Impact of COVID-19 on the justice system in CNY

Coronavirus

SYRACUSE, N.Y. (WSYR-TV) — Jails are not immune to COVID-19, but so far it hasn’t hit the Onondaga County or Cayuga County lockups.

Since the coronavirus has spread across Central New York, courtrooms are empty and many jails are only half-full.

Arraignments have been heard through video conferences and inmates are waiting on their delayed trials.

Gov. Andrew Cuomo is asking for the release of low-level parolees throughout the state and they are doing that at the Justice Center.

They are letting people go that they believe would be high-risk, should they catch COVID-19.

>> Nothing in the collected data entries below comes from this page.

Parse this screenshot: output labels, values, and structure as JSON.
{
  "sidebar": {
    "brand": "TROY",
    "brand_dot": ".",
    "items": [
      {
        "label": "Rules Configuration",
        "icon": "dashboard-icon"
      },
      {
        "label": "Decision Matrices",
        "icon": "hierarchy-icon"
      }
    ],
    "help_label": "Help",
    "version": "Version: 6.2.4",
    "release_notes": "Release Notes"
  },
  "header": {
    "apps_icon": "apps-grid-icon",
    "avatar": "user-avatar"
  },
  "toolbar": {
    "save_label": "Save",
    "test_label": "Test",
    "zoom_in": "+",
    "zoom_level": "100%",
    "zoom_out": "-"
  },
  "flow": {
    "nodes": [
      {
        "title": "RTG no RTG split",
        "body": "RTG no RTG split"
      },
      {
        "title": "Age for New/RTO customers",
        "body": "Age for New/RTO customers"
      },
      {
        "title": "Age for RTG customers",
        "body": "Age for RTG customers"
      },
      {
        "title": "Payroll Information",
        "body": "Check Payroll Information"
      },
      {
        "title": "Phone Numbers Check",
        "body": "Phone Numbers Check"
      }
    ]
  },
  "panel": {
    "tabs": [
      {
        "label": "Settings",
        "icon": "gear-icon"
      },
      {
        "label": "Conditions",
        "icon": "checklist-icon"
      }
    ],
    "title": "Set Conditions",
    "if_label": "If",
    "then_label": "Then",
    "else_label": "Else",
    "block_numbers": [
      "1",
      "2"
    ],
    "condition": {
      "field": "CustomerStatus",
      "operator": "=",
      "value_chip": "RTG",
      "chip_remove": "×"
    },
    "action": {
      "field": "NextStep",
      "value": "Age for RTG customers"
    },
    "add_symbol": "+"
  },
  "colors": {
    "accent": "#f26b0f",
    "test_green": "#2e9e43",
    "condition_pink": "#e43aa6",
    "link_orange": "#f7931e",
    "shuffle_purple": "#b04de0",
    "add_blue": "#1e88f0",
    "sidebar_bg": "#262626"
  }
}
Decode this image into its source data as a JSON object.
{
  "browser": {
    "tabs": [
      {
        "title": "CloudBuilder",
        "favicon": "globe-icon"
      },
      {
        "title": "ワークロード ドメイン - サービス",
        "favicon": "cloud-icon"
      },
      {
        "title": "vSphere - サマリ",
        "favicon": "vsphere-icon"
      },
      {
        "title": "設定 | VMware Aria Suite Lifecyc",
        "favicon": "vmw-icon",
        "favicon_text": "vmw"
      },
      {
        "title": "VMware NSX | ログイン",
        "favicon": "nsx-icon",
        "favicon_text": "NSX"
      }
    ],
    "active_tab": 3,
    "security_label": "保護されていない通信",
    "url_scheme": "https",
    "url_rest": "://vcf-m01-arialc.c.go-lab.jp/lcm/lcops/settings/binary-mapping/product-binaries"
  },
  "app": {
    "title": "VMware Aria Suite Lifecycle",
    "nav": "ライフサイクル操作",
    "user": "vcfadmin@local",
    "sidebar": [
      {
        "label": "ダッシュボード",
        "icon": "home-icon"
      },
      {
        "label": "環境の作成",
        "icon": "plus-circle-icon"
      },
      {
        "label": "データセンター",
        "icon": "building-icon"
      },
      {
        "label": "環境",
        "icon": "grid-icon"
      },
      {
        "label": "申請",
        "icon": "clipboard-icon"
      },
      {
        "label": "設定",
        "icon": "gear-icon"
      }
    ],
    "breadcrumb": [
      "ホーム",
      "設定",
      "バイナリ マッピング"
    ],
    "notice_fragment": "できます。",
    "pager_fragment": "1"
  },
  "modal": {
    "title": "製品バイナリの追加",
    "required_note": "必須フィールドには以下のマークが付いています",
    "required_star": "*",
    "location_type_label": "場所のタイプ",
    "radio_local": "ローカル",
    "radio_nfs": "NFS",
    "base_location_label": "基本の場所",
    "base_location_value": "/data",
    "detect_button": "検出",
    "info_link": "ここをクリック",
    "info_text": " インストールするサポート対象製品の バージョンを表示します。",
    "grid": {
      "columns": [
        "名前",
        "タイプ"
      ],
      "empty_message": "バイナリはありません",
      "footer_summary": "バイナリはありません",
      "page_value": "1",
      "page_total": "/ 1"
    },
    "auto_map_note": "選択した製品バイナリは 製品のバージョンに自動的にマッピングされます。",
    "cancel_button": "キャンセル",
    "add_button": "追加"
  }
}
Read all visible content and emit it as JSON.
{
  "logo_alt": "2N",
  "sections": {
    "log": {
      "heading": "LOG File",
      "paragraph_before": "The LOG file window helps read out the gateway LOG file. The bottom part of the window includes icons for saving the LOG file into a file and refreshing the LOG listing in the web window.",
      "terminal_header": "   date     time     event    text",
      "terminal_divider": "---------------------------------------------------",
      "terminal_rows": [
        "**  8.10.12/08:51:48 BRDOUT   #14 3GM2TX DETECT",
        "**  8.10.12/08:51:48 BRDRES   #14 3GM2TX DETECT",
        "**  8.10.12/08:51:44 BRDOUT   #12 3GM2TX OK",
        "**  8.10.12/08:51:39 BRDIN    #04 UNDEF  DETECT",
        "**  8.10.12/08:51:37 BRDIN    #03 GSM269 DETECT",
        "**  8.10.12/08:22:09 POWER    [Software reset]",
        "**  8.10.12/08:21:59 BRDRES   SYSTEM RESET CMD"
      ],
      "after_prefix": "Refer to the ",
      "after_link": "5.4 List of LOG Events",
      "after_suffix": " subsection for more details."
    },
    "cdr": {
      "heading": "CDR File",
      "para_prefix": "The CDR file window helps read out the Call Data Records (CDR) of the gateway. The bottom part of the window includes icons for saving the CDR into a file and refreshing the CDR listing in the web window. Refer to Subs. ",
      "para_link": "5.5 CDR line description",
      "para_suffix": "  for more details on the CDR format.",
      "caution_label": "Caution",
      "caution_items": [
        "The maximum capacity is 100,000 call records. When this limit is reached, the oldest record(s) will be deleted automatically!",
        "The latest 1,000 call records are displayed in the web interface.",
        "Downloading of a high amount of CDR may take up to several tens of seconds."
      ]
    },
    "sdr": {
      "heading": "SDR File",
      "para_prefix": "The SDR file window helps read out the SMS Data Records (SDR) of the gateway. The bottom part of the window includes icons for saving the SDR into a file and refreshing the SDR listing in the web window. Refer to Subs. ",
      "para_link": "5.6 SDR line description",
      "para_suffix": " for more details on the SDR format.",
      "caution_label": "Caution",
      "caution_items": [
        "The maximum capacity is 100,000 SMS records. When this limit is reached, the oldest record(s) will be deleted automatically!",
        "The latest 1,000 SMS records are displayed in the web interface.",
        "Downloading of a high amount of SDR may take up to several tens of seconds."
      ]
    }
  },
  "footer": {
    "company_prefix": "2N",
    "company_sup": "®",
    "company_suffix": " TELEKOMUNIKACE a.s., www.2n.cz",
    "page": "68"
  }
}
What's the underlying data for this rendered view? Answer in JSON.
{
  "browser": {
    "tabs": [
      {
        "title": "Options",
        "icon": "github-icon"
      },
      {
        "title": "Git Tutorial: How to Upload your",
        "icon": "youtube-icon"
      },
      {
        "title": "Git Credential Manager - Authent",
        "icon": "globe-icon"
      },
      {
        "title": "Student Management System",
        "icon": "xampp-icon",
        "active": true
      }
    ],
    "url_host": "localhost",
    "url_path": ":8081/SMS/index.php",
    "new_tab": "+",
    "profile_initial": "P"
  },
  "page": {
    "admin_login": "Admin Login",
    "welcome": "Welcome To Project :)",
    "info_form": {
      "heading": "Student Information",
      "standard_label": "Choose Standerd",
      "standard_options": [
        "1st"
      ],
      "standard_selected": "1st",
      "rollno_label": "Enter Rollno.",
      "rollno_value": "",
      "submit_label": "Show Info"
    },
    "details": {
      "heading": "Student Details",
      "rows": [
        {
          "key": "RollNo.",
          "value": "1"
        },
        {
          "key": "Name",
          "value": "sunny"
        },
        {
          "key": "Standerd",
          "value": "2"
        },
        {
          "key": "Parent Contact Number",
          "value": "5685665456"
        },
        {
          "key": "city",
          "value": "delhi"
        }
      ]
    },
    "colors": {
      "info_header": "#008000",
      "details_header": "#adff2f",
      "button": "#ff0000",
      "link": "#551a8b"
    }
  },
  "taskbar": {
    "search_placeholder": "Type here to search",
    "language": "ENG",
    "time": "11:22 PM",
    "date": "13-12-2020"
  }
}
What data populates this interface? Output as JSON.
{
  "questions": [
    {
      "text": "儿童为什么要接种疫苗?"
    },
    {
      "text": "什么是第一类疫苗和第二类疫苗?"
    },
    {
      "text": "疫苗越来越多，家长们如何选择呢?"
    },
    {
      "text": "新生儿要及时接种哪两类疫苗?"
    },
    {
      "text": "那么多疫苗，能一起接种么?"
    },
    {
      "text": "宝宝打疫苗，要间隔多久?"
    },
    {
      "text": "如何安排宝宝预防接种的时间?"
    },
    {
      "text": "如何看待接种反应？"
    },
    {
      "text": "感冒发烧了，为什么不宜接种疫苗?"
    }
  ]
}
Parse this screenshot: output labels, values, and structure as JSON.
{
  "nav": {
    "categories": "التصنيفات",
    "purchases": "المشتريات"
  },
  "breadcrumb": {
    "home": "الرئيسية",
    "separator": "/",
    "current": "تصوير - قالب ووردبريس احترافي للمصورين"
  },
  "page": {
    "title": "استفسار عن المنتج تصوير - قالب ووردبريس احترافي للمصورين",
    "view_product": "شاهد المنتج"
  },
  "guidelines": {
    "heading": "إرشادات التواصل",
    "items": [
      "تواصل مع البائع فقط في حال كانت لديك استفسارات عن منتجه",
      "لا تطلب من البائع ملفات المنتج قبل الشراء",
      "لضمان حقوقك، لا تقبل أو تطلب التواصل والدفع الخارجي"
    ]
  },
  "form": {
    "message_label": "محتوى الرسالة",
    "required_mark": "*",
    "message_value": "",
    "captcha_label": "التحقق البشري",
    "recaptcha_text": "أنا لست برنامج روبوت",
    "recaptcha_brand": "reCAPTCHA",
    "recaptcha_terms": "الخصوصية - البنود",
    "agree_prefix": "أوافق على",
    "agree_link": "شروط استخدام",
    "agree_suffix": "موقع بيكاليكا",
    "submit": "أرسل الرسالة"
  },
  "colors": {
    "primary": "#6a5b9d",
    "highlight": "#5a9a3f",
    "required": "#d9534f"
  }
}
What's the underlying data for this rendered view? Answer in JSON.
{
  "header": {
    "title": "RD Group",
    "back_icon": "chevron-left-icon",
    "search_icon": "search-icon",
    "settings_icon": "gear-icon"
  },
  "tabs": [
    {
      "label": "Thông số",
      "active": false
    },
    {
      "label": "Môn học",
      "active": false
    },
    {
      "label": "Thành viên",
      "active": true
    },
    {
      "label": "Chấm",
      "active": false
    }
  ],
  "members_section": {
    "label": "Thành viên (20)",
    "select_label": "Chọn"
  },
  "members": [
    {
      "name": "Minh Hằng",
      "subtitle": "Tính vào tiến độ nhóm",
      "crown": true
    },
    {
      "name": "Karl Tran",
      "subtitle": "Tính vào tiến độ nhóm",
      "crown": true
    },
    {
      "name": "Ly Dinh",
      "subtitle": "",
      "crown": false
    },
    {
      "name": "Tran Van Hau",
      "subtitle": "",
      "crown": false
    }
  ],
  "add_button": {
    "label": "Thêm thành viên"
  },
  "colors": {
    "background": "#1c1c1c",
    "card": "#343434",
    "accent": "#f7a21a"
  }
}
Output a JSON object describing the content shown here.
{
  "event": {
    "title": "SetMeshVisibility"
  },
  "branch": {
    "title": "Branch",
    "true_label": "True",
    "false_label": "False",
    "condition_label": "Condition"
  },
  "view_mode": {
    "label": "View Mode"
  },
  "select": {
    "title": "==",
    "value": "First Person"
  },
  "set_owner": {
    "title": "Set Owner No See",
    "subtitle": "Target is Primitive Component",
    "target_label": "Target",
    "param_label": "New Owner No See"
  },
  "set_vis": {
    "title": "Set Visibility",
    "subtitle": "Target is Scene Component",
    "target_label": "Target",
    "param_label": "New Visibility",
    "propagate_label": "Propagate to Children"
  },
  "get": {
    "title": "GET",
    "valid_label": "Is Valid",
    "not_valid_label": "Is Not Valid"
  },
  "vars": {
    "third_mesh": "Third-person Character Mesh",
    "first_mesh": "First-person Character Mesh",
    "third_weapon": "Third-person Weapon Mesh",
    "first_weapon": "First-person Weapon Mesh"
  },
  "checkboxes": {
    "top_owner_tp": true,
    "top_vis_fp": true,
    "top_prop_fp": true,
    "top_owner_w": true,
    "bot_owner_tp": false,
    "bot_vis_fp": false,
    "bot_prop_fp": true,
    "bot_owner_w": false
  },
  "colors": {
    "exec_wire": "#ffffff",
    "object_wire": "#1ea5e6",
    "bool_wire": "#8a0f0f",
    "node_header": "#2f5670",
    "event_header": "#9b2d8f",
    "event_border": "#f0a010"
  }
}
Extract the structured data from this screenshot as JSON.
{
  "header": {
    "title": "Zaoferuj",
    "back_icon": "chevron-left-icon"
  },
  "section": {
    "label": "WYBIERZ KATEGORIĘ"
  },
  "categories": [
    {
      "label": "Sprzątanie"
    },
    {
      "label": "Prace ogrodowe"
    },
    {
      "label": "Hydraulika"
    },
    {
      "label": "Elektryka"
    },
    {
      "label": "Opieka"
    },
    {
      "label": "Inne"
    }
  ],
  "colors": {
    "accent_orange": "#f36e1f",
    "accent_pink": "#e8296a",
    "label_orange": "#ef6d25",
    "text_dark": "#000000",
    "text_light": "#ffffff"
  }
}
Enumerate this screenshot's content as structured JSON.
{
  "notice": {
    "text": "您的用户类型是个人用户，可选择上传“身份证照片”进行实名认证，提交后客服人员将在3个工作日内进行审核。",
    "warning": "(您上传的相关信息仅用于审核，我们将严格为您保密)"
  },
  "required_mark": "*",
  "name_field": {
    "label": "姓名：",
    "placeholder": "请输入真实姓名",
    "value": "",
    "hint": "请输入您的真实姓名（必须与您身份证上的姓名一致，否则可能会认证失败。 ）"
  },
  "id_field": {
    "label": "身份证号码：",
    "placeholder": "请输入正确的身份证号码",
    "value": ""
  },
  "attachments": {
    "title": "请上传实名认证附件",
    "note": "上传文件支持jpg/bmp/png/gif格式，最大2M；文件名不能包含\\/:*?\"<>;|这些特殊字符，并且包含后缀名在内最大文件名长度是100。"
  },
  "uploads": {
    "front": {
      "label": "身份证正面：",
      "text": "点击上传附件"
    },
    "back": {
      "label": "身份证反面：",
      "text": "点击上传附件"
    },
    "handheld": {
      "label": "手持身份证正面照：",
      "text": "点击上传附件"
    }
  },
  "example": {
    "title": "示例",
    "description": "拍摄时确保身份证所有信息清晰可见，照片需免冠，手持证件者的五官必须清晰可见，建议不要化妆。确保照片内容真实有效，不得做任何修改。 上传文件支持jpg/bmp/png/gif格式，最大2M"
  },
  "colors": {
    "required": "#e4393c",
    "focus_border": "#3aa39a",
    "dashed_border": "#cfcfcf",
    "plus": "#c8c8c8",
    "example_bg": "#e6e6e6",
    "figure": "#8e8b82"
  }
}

“Corona is not going to be an excuse for a serious, violent offender who’s a flight risk and who is a danger to this community getting out,” said Bill Fitzpatrick. “That, I promise you.”

Fitzpatrick estimates the Justice Center is now about 30 to 40 percent full. The inmates who are now set free are not believed to be a danger to the public. Those still in jail are people accused of felonies like murder and rape.

“What it’s eventually going to lead to is smarter prosecution, taking more advantage of alternatives to incarceration,” said Fitzpatrick.

A similar story is playing out at the Cayuga County Jail, where they released two parolees and their facility is now only 56 percent full. But, they’re not releasing people who may be at high-risk, since nobody in the jail has tested positive for the virus.

But since the pandemic, they’ve seen a decrease in calls and crime, meaning they’re not taking as many inmates in. When they do, they’re fully screened twice because once they’re in, social distancing is difficult.

“It’s not easy — We do have some parts of the jail where we can spread inmates out somewhat based on where they are, what cells they’re in. But, for the most part, it’s not something we can do because we just don’t have the extra space,” said Sheriff Schenck.

Schenck said one of his patrol deputies has tested positive for the virus and is now in quarantine. They traced the person’s steps and do not believe they came in contact with the public.

He said that, starting Wednesday, all patrol deputies will wear masks when interacting with others.